Une géopolitique des idées à trois niveaux
Dans un premier temps, la séquence des projets de loi évoquée ci-dessus souligne que la demande identitaire est une variable dont il faut tenir compte pour comprendre le comportement de la classe politique du Québec. Dans un deuxième temps, le débat sur la laïcité québécoise permet de faire ressortir les diverses couches d’un conflit entourant les politiques identitaires qui se joue à trois niveaux. D’abord, il se dégage une géopolitique où le pouvoir de la Ville de Montréal entre en collision avec celui du gouvernement du Québec, qui a été porté au pouvoir essentiellement par les régions. Un deuxième niveau d’affrontement s’observe entre l’Assemblée nationale et la Chambre des communes. Tous les partis politiques à la Chambre, à l’exception du Bloc québécois, jugent inconcevable de limiter les libertés religieuses par des interdictions, même les plus modérées. Enfin, au niveau supra-étatique, une géopolitique occidentale des idées se déploie. Deux paradigmes de gestion de la diversité se partagent la carte des démocraties occidentales. Le premier, composé d’interdictions limitant la liberté religieuse, s’observe, avec différentes modalités, en France, en Suisse, en Allemagne, en Belgique et aux Pays-Bas. Le second, libéral, est surtout présent dans les pays anglophones et se refuse aux interdictions ― qu’il s’agisse de la burqa ou du niqab dans les lieux publics, ou de signes religieux dans la fonction publique ou à l’école.

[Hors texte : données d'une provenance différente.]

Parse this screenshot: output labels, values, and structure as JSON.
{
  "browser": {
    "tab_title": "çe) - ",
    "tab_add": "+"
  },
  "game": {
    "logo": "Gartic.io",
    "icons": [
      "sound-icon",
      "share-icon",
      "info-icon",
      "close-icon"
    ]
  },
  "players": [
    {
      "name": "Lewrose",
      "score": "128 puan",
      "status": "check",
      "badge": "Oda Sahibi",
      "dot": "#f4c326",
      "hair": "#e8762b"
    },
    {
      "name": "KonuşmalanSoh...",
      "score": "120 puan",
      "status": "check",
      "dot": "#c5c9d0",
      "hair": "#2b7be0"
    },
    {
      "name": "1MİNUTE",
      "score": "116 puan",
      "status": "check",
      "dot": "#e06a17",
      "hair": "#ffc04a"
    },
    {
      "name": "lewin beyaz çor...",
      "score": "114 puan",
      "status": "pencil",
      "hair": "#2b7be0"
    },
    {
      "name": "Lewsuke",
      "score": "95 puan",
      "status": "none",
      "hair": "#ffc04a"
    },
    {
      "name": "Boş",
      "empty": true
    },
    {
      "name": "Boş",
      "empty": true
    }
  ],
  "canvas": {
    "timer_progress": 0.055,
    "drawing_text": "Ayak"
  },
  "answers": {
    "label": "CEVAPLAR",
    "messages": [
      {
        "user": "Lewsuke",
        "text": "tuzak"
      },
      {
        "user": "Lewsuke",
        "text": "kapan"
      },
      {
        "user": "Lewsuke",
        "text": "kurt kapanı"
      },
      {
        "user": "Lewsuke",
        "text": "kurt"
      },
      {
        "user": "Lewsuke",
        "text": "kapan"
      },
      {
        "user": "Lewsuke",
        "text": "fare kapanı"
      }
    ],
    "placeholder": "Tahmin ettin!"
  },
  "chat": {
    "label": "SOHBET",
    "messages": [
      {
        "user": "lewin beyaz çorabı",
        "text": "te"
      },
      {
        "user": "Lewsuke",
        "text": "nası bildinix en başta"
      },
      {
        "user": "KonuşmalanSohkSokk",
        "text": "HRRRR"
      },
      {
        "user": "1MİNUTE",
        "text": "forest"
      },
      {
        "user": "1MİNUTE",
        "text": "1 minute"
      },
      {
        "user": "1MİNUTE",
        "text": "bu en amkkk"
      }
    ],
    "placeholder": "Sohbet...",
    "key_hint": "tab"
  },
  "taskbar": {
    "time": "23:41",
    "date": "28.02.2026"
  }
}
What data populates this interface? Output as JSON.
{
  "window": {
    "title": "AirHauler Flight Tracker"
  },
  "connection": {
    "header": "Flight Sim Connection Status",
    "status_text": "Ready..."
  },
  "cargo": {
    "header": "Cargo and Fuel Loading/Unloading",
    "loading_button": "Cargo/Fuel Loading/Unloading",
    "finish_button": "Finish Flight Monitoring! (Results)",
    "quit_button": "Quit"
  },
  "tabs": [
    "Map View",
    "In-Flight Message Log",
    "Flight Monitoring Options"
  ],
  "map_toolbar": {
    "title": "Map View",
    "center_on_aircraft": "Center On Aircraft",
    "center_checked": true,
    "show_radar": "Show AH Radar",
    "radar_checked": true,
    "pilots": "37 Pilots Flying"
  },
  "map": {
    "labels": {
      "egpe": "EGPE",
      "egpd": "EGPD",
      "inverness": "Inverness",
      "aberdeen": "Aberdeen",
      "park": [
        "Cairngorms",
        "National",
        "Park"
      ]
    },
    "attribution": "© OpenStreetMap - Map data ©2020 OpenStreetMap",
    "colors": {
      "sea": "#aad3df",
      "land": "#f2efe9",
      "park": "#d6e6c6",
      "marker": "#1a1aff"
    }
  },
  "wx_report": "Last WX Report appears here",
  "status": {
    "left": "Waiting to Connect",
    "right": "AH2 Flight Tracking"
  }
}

La question que pose le projet de loi 21, comme la Charte des valeurs auparavant et les autres projets de loi identitaires, est celle de savoir dans quelle mesure il est possible d’introduire une matrice non libérale de gestion de la diversité dans le régime canadien. En observant les nombreux échecs des idées et des projets de loi identitaires, on comprend pourquoi un nombre croissant de souverainistes (Mathieu Bock-Côté, Frédéric Bastien par exemple) insistent pour que les indépendantistes se préoccupent davantage des sujets identitaires afin de renouveler le discours souverainiste autour d’une critique du régime canadien. Cela afin de présenter la dyade multiculturalisme–Charte canadienne des droits et libertés comme le principal obstacle à l’émancipation de la communauté politique québécoise.
L’emménagement de la demande identitaire dans la politique des partis à l’Assemblée nationale depuis 2007 montre que le Québec est désormais pleinement intégré dans le contexte contemporain occidental où la diversification des sociétés représente le facteur systémique qui bouleverse les régimes partisans. Même dans les sociétés d’immigration, le sujet de la diversité constitue un enjeu majeur capable de déséquilibrer les écosystèmes politiques. C’est bien pour cette raison que les demandes identitaires doivent être prises au sérieux autant par la classe politique que par les analystes des politiques publiques.